I grew in in Illinois, in suburban Chicago. I have relatives in Minnesota, Ohio, and Michigan. I am a Midwesterner, and will never be anything else. Acute ears here in Boston can instantly peg me to, not only the greater Midwest, but the Great Lakes area.
So I am surprised that there is debate about which states are actually in the Midwest. In this survey from 538, only 80% of respondents thought Illinois was in the Midwest. Who are these people, and why do they bother having opinions about anything?
To me, the Midwestern states are (West to East): Iowa, Minnesota, Wisconsin, Illinois, Indiana, MIchigan, and Ohio. No Southern states, please. No Missouri, no Kentucky (!), One historical characteristic of Midwest states: they were settled from New England, and they were not slave states. In a sense, you could say that southern Illinois and Indiana are not in the Midwest, by this criterion, being more Southern inflected. It's basically the old Northwest Territory, plus Iowa ("around here, dear, we pronounce that Ohio").
So they have townships, deep glacial soil and a lot of other glacial geography, nice folks who like casseroles (or "hot dishes"), and a scattering of French place names, which they grotesquely mispronounce.
Quick rule: if you could imagine anyone in town volunteering to serve in the Confederate Army, it is not the Midwest. It is somewhere much meaner and more ornery. Maybe more fun, I won't argue about that. But not the Midwest.

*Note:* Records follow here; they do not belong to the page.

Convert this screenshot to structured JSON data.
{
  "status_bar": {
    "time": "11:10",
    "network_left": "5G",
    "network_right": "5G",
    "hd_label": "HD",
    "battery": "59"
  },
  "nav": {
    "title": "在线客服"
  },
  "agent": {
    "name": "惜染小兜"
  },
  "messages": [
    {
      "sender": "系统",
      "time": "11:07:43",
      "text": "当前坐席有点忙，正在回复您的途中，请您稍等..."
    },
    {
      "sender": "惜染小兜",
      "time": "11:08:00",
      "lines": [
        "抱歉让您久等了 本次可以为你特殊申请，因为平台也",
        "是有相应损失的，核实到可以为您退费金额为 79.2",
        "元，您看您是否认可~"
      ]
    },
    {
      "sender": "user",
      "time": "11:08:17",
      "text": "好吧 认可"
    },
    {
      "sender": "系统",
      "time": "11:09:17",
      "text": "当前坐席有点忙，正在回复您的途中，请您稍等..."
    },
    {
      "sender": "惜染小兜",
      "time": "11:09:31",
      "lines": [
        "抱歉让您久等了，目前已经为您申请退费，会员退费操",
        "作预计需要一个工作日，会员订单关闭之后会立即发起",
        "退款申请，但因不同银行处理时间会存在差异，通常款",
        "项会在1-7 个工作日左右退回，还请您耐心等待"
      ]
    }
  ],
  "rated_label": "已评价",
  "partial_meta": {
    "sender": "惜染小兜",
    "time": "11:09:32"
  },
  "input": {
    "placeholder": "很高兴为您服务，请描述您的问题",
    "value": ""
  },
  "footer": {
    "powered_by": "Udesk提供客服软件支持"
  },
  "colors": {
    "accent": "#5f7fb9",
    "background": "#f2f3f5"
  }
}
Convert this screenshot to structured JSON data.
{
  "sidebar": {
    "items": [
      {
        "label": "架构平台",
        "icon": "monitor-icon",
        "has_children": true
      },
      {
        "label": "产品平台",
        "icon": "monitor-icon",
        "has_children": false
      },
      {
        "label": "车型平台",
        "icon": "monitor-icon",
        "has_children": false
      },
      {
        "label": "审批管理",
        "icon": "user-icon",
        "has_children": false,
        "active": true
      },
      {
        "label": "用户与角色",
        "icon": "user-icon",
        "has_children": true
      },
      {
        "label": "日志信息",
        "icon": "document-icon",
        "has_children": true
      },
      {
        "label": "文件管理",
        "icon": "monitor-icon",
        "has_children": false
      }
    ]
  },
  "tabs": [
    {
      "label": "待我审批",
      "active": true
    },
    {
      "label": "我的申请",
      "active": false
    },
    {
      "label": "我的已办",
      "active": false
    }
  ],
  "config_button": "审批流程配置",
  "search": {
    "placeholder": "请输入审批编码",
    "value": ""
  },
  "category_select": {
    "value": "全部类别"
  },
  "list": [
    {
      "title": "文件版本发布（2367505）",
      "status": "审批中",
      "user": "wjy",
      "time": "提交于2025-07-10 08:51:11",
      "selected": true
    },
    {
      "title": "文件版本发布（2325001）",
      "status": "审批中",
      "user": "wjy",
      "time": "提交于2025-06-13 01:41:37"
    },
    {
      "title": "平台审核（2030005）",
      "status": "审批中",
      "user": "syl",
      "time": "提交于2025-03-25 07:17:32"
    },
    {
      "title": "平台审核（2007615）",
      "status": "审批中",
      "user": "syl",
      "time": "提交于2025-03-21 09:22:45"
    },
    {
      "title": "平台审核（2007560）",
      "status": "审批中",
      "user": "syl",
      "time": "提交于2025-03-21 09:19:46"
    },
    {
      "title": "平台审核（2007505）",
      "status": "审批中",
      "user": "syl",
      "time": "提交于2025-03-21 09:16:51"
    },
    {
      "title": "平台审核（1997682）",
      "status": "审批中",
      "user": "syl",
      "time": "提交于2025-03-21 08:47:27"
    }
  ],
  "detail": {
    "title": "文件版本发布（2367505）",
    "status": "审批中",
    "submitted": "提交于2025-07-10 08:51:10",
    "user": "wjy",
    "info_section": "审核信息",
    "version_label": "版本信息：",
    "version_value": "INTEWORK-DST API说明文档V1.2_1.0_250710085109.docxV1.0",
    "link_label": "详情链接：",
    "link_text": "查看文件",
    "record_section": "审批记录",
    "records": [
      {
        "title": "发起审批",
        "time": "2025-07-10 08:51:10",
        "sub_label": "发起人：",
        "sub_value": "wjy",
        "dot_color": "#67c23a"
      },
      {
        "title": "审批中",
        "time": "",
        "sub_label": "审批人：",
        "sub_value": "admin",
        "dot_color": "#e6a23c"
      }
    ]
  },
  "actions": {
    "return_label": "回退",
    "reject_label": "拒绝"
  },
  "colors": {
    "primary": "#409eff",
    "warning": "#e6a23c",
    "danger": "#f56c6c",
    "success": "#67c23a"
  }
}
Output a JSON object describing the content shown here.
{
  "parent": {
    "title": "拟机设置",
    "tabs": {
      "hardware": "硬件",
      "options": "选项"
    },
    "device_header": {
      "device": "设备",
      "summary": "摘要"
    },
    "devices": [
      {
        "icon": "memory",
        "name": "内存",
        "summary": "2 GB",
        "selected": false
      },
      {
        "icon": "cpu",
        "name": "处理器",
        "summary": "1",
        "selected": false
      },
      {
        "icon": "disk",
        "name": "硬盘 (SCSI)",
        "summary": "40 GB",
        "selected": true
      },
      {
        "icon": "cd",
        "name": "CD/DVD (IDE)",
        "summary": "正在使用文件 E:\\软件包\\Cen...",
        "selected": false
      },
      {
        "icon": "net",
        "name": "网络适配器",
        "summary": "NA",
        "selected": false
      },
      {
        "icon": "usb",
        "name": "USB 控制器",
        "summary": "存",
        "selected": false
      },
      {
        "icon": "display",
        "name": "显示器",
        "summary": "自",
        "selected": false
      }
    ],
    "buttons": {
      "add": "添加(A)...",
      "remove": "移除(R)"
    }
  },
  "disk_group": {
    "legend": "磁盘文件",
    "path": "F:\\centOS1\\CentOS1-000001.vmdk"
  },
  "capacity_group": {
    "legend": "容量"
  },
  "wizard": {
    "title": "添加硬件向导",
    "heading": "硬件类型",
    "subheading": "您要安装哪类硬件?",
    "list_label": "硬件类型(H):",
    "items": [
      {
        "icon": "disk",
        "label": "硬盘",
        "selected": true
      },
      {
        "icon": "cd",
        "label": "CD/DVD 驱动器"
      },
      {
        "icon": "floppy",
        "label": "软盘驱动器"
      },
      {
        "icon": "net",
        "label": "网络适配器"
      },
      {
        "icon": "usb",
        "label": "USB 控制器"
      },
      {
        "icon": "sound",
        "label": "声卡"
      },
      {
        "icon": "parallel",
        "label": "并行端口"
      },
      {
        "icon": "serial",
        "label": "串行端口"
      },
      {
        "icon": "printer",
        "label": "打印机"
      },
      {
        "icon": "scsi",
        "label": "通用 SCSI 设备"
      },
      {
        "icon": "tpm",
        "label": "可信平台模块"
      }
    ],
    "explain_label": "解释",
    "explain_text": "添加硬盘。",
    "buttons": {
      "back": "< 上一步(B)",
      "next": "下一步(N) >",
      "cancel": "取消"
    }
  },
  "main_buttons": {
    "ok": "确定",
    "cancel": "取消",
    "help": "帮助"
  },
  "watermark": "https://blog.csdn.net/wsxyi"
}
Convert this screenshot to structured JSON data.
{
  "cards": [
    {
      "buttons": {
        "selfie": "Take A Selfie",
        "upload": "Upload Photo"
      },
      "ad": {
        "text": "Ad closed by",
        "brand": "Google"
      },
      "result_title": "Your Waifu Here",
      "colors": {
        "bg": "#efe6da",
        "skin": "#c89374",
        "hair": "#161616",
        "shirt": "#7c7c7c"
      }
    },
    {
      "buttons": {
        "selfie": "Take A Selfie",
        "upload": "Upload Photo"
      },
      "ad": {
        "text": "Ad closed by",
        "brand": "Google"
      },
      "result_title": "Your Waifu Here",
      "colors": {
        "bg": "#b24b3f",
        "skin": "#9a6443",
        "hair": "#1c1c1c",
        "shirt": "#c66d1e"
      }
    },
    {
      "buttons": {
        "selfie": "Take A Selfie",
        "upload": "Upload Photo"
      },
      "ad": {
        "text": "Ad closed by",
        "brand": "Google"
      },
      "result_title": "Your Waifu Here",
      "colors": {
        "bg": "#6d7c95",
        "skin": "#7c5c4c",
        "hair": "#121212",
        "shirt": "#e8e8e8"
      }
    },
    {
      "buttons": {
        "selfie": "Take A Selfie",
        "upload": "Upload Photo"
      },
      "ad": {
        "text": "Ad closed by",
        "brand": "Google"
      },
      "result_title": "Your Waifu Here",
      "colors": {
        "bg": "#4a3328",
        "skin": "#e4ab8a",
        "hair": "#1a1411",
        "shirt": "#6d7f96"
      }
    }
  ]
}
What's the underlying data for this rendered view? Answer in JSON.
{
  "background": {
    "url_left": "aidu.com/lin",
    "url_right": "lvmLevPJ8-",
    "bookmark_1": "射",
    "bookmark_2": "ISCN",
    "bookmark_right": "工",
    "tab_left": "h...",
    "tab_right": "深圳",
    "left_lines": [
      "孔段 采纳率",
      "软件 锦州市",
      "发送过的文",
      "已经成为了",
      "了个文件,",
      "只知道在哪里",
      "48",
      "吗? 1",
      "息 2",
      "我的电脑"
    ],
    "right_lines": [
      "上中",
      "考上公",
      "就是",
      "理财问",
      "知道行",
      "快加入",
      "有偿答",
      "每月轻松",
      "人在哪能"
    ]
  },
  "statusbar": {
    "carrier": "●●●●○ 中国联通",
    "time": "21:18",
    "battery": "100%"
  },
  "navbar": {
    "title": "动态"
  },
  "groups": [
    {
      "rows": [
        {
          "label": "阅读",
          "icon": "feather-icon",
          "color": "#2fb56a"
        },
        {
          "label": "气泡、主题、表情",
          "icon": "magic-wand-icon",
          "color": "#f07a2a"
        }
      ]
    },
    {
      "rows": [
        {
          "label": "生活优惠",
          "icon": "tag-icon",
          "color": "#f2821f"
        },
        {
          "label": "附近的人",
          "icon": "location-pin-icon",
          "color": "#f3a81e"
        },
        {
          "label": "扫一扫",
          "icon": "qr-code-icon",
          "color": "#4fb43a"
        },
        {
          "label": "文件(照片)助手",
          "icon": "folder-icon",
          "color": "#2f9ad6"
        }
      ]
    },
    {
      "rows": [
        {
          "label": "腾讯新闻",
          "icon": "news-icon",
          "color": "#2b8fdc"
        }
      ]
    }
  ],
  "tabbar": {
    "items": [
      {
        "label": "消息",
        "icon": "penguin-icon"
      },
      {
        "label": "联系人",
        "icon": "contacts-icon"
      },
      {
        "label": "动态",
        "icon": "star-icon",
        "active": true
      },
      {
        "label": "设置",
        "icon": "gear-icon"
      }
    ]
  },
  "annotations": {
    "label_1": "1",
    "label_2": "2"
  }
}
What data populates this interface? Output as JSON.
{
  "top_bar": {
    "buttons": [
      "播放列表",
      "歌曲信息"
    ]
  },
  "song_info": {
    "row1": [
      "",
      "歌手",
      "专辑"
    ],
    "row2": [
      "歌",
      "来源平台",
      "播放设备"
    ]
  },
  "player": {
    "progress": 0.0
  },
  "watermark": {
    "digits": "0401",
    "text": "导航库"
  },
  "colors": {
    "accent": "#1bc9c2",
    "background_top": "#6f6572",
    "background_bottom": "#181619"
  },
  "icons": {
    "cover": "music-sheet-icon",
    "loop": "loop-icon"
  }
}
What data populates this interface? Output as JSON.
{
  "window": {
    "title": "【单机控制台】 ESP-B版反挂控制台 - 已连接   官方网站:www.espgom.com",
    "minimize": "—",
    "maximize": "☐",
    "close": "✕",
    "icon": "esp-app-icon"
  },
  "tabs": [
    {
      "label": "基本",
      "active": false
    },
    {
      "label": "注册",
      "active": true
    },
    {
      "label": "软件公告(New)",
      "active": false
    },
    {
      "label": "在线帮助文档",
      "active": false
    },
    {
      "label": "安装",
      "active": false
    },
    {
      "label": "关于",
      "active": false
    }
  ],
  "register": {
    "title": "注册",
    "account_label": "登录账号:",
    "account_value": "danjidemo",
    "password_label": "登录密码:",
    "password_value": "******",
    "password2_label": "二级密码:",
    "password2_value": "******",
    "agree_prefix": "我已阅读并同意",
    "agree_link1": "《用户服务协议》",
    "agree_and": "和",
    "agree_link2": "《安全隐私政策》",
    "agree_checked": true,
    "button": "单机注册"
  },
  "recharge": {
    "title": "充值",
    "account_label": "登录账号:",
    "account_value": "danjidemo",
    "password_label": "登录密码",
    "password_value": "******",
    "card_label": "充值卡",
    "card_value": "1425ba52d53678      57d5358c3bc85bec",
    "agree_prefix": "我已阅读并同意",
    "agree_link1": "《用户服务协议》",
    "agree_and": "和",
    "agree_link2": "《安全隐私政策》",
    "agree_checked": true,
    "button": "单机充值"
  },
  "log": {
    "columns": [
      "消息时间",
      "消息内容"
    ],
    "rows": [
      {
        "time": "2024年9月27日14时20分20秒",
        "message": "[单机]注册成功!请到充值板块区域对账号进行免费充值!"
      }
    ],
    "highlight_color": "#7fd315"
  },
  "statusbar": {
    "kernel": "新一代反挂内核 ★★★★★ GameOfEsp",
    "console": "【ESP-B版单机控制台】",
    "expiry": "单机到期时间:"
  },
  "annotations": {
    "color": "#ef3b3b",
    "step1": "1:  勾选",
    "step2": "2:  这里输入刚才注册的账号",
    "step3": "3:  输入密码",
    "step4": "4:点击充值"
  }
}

And no Great Plains states. Great states, all, but completely different. Less water: not a lot of canoeing. I'd say Midwest is corn and hogs instead of wheat and cattle, but Minnesota and Wisconsin wouldn't fit then. People from Minnesota are incredibly nice, so they want their friends in North and South Dakota to be in the Midwest. I've lived in Massachusetts long enough to say: screw that. Get your own region.
And, seriously, Wyoming, or Pennsylvania? Once words can mean anything, how do you communicate?
Perhaps with a gesture, I guess, which is not visible in this post.